"If we'll ever find life outside our solar system, it will not be an instant discovery. Save for the slim possibility of an intelligent civilization beaming a message in our direction, evidence for aliens will most likely come from scrutinizing nearby rocky worlds by using giant telescopes to study their atmospheres for gases that could hint at living, breathing somethings dwelling unseen on the planet's surface."
"Using JWST, for the first time, astronomers have managed to find tentative evidence for an atmosphere on a rocky planet in a clement orbit around another star some 40 light-years from Earth. Called TRAPPIST-1e, the planet is one of seven small worlds orbiting its host star, a red dwarf far smaller and dimmer than our sun."

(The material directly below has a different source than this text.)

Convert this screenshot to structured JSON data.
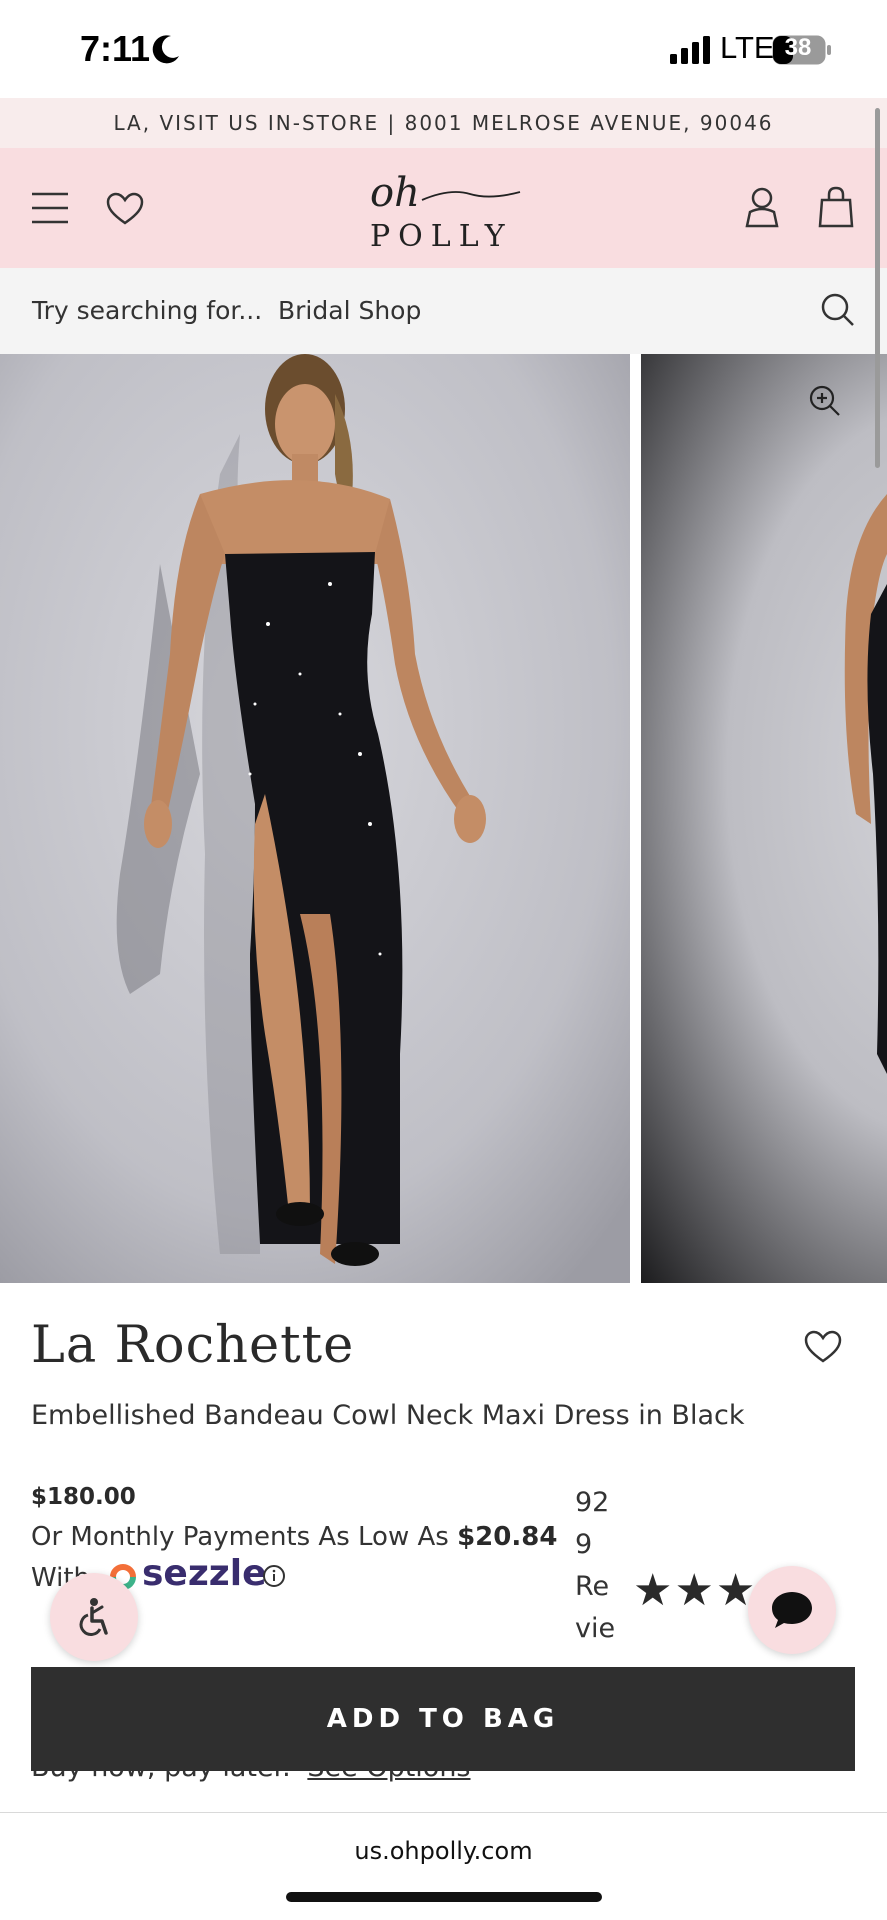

Evidence for extraterrestrial life will most likely arise from atmospheric studies of nearby rocky exoplanets rather than instant contact. Giant telescopes can analyze gases in exoplanet atmospheres that could indicate living organisms, but such observations are challenging for sunlike stars and will take a generation. The James Webb Space Telescope has recently enabled atmospheric studies of planets orbiting smaller red-dwarf stars. JWST observations have produced tentative evidence for an atmosphere on TRAPPIST-1e, a rocky planet in a habitable orbit about 40 light-years away. Confirmation would mark the first detection of an atmosphere on a habitable-zone rocky planet beyond the solar system.